Project Mandala, yang dipimpin oleh BIS Innovation Hub (BISIH) Singapore Centre, berkolaborasi dengan Reserve Bank of Australia (RBA), Bank of Korea (BOK), Bank Negara Malaysia (BNM), dan MAS, serta lembaga keuangan lainnya, berupaya untuk mengatasi tantangan-tantangan ini. Proyek ini bertujuan untuk mengotomatisasi prosedur kepatuhan, memperkenalkan pemantauan transaksi secara real-time, dan meningkatkan transparansi dan visibilitas terkait kebijakan-kebijakan spesifik negara.
Inisiatif ini dibangun berdasarkan wawasan yang diperoleh dari Project Dunbar, sebuah proyek eksperimental yang berfokus pada pembuatan platform mata uang digital multi-bank sentral (mCBDC). Arsitektur kepatuhan berdasarkan desain yang dibayangkan dari Project Mandala berpotensi memfasilitasi transfer aset digital lintas batas yang lebih efisien, termasuk mata uang digital bank sentral (CBDC) dan deposito tokenized. Selain itu, ini dapat berfungsi sebagai lapisan kepatuhan dasar untuk sistem pembayaran grosir atau ritel yang sudah ada dan yang sedang berkembang.
Langkah-langkah yang diusulkan oleh Project Mandala mencakup aturan valuta asing yang terukur dan dapat dikonfigurasi, serta langkah-langkah anti-pencucian uang dan pemberantasan pendanaan terorisme (AML/CFT). Dengan menyatukan proses-proses ini ke dalam sebuah protokol umum, proyek ini bertujuan untuk merampingkan transaksi lintas batas dan meningkatkan kecepatan, biaya, dan transparansi dari transaksi-transaksi tersebut.
Proyek ini selaras dengan tindakan prioritas Dewan Stabilitas Keuangan 2023, dengan fokus pada pencapaian target G20 untuk meningkatkan pembayaran lintas batas. Secara khusus, proyek ini bertujuan untuk mempromosikan lingkungan hukum, regulasi, dan pengawasan yang efisien untuk pembayaran lintas batas dengan tetap menjaga keselamatan, keamanan, dan integritasnya.
Perwakilan dari bank-bank sentral yang berpartisipasi menyatakan komitmen mereka terhadap tujuan proyek ini. Sebagai contoh, Asisten Gubernur Bank Negara Malaysia (BNM), Norhana Endut, menekankan komitmen BNM untuk membuat pembayaran lintas batas menjadi lebih efisien. Kolaborasi ini dipandang sebagai jalan potensial untuk mencapai transaksi lintas batas yang lebih lancar secara global sambil memastikan kepatuhan terhadap peraturan dan keamanan transaksi.

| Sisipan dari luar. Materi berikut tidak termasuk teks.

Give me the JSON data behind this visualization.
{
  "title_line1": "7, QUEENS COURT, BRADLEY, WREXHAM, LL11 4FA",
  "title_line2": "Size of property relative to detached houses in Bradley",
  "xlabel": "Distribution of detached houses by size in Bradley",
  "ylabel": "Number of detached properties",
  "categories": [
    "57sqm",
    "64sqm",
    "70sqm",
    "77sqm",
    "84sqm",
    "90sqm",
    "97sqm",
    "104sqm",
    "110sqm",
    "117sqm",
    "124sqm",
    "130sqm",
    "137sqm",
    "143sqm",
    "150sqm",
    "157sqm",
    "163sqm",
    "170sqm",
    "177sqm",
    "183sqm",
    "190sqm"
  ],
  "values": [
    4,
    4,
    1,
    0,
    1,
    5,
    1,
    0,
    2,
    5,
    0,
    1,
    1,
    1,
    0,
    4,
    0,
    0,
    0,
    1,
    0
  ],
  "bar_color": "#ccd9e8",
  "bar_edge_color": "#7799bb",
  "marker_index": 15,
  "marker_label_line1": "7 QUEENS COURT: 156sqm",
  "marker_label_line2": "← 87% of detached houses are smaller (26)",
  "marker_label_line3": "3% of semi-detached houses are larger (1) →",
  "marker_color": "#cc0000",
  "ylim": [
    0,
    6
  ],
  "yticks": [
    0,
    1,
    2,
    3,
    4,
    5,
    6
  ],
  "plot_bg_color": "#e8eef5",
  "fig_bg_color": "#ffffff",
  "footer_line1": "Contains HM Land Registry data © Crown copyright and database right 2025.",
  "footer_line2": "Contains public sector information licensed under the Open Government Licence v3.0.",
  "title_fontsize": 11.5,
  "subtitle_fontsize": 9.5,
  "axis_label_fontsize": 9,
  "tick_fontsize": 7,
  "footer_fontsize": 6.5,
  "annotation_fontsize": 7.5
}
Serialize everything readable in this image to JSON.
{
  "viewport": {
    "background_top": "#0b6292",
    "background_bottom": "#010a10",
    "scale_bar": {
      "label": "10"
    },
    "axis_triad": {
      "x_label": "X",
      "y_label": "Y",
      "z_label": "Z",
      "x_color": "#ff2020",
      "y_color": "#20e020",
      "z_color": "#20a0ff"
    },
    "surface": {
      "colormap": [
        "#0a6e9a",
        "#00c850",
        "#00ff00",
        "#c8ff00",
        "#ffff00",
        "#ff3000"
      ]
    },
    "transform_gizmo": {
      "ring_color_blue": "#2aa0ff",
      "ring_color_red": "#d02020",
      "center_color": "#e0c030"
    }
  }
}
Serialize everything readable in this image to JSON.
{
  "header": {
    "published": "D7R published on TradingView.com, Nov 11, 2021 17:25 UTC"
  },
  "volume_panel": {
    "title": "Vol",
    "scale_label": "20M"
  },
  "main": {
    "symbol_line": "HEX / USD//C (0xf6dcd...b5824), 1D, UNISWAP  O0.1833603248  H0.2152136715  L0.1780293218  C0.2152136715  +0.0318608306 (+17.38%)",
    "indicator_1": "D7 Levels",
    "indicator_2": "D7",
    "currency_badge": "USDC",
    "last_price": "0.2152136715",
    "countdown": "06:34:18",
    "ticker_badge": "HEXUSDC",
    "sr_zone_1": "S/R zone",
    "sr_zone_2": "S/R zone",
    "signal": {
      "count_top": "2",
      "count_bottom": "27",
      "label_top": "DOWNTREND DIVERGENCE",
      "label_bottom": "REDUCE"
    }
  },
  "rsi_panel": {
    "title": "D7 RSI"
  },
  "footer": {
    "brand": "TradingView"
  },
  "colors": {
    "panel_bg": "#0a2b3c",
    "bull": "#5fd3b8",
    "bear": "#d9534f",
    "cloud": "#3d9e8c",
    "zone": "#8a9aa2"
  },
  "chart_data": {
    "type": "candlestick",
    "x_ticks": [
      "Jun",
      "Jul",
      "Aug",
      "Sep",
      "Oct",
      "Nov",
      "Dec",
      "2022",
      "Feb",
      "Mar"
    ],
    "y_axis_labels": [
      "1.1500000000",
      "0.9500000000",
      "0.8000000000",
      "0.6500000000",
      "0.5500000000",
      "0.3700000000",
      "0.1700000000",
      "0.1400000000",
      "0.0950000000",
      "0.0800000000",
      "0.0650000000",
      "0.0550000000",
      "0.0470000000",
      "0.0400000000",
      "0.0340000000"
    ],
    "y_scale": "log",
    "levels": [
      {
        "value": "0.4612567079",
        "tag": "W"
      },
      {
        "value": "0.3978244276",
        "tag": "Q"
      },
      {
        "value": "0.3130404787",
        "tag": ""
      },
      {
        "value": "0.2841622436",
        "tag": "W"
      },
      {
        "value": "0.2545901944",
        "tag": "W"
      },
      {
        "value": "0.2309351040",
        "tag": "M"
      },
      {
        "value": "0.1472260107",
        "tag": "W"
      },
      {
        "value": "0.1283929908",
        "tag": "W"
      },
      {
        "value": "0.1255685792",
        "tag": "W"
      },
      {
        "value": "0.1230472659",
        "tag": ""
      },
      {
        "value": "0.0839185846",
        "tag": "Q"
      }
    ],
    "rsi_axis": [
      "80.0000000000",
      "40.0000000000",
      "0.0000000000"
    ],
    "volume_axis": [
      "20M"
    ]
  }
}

Demikian pula, Asisten Gubernur RBA (Sistem Keuangan) Brad Jones menyoroti pentingnya proyek ini dalam memahami bagaimana menyatukan kebijakan dan langkah-langkah regulasi dalam protokol umum dapat meningkatkan kecepatan, biaya, dan transparansi transaksi lintas batas. Australia, bersama dengan komunitas internasional yang lebih luas, memprioritaskan upaya untuk meningkatkan pembayaran lintas batas, dan RBA berdedikasi untuk berkontribusi pada inisiatif global ini.